The wealth management industry is on the brink of one of the most significant transitions in history: The Great Wealth Hand Down.
This massive intergenerational wealth transfer, estimated at over $68 trillion in the U.S. alone, presents both a challenge and an opportunity for Registered Investment Advisors (RIAs) and family offices.
The reason this matters so much is because Millennials and Gen-X cohorts, who will be inheriting this $68 trillion, have totally different investment behaviours and massively different communication preferences. They hate sales. They don’t trust banks.
To stay relevant and retain clients through this shift, you’re going to have to evolve your business and communication strategies. This article explores how successful RIAs and family offices are doing it well. Use this article to learn how to retain your clients through the wealth hand down and keep your ARR strong long into the future.

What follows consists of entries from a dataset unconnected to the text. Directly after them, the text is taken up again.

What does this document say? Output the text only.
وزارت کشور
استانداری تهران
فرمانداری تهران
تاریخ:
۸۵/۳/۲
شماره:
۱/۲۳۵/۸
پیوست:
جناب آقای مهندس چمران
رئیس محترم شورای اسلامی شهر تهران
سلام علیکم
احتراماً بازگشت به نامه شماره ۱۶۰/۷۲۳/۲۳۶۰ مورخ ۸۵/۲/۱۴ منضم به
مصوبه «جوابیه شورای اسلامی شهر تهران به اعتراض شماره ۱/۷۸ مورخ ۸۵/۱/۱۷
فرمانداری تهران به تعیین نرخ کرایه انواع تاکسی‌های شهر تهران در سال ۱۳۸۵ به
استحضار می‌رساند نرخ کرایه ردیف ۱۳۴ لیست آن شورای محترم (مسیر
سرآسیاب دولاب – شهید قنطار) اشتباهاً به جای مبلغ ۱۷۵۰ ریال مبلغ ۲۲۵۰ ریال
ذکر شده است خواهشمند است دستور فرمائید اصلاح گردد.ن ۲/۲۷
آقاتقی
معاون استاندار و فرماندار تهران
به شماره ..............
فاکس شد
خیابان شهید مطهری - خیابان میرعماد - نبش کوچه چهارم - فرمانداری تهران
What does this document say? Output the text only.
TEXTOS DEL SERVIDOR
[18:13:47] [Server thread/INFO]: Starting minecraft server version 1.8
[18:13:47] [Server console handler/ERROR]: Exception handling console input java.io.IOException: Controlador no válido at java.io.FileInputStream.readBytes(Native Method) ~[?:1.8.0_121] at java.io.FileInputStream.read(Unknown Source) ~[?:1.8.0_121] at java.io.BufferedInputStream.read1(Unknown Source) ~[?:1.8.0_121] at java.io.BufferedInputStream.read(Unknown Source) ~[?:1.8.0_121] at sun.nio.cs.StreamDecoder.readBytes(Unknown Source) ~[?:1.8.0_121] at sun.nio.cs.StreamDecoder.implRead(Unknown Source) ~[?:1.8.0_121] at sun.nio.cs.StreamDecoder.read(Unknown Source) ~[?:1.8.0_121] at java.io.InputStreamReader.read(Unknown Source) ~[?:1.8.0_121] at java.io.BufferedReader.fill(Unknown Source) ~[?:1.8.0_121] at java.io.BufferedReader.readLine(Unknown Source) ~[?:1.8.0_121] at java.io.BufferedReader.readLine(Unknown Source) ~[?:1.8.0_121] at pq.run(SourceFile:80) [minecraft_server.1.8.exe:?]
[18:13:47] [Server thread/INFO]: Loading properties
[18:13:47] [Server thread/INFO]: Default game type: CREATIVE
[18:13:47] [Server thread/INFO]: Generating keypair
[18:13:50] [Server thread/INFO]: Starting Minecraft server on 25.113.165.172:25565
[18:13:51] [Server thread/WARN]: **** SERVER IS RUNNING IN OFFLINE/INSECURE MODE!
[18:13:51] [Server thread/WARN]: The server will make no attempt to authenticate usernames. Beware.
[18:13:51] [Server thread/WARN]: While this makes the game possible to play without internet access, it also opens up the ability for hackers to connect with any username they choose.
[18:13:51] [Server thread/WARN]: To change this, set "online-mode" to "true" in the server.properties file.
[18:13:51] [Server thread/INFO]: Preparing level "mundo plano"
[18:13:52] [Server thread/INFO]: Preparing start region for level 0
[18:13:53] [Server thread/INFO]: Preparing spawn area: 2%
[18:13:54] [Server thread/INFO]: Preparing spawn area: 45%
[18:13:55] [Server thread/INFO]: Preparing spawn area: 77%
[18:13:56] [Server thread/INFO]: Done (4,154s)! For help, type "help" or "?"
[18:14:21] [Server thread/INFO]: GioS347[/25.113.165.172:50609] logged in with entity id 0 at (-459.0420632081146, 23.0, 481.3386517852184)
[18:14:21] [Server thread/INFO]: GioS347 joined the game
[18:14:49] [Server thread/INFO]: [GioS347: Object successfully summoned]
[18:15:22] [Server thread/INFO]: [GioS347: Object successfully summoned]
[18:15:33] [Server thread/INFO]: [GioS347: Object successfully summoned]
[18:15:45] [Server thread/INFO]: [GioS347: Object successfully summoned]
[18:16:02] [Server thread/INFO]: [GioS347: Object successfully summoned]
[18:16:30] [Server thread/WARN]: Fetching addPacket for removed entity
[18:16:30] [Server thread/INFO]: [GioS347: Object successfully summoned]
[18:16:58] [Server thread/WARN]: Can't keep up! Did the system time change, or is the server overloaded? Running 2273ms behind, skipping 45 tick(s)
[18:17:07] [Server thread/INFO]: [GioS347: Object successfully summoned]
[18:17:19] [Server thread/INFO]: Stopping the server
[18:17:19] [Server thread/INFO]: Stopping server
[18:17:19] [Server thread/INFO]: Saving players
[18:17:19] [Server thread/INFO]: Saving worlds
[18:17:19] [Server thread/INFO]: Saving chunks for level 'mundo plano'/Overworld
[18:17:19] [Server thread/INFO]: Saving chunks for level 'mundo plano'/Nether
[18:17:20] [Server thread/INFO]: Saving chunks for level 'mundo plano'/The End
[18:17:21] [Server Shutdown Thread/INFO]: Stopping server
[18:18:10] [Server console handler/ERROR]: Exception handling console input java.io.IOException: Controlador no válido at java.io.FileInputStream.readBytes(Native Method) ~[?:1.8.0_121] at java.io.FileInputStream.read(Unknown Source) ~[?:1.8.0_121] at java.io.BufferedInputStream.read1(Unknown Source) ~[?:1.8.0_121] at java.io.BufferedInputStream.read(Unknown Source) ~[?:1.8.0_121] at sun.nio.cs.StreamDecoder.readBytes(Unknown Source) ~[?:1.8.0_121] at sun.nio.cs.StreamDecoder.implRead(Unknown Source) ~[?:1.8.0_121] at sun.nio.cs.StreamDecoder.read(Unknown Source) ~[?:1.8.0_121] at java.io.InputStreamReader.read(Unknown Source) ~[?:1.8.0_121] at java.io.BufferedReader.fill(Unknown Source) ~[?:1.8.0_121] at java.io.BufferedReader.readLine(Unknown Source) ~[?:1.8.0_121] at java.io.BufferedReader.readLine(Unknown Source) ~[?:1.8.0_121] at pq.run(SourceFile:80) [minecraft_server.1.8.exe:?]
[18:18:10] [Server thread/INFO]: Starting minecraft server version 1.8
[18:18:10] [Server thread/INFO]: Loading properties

Understanding The Great Wealth Hand Down
“The Great Wealth Hand Down” refers to the unprecedented transfer of assets from the Baby Boomer generation to their heirs. These heirs are made of primarily Millennials and Generation X. It’s a shift that isn’t just about money; it’s about values, legacy, and the continued success of wealth management firms.

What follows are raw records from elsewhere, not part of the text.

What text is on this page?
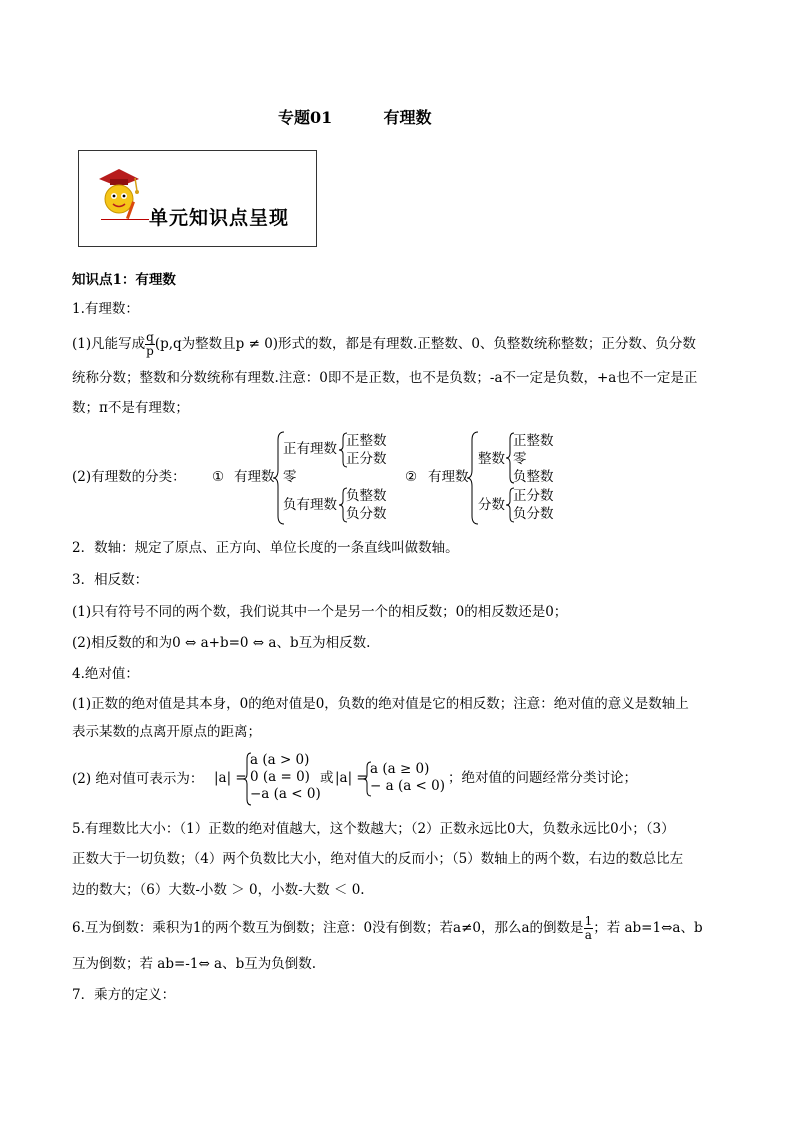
专题01	有理数
单元知识点呈现
知识点1：有理数
1.有理数：
(1)凡能写成 $\frac{q}{p} (p,q$为整数且p ≠ 0)形式的数，都是有理数.正整数、0、负整数统称整数；正分数、负分数
统称分数；整数和分数统称有理数.注意：0即不是正数，也不是负数；-a不一定是负数，+a也不一定是正
数；π不是有理数；
(2)有理数的分类： ① 有理数
正有理数
零
负有理数
正整数
正分数
负整数
负分数
② 有理数
整数
分数
正整数
零
负整数
正分数
负分数
2．数轴：规定了原点、正方向、单位长度的一条直线叫做数轴。
3．相反数：
(1)只有符号不同的两个数，我们说其中一个是另一个的相反数；0的相反数还是0；
(2)相反数的和为0 ⇔ a+b=0 ⇔ a、b互为相反数.
4.绝对值：
(1)正数的绝对值是其本身，0的绝对值是0，负数的绝对值是它的相反数；注意：绝对值的意义是数轴上
表示某数的点离开原点的距离；
(2) 绝对值可表示为： |a| =
a (a > 0)
0 (a = 0)
−a (a < 0)
或 |a| =
a (a ≥ 0)
− a (a < 0) ；绝对值的问题经常分类讨论；
5.有理数比大小：（1）正数的绝对值越大，这个数越大；（2）正数永远比0大，负数永远比0小；（3）
正数大于一切负数；（4）两个负数比大小，绝对值大的反而小；（5）数轴上的两个数，右边的数总比左
边的数大；（6）大数-小数 ＞ 0，小数-大数 ＜ 0.
6.互为倒数：乘积为1的两个数互为倒数；注意：0没有倒数；若a≠0，那么a的倒数是 $\frac{1}{a}$ ；若 ab=1⇔a、b
互为倒数；若 ab=-1⇔ a、b互为负倒数.
7．乘方的定义：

Experienced investors and family offices know that this transition is not only about maintaining financial assets but also about sustaining relationships and adapting to the different expectations of a new generation.
These Are Your Struggles
For RIAs and family offices, the most pressing issues are keeping client retention high across generations. This has a lot to do with bridging communication gaps between older clients and their heirs, and adapting to the technological expectations of younger investors.
You risk losing your assets under management if you fail to engage the next generation effectively. Moreover, many heirs might not share the same financial advisor relationships as their parents, making the need for a seamless transition super important.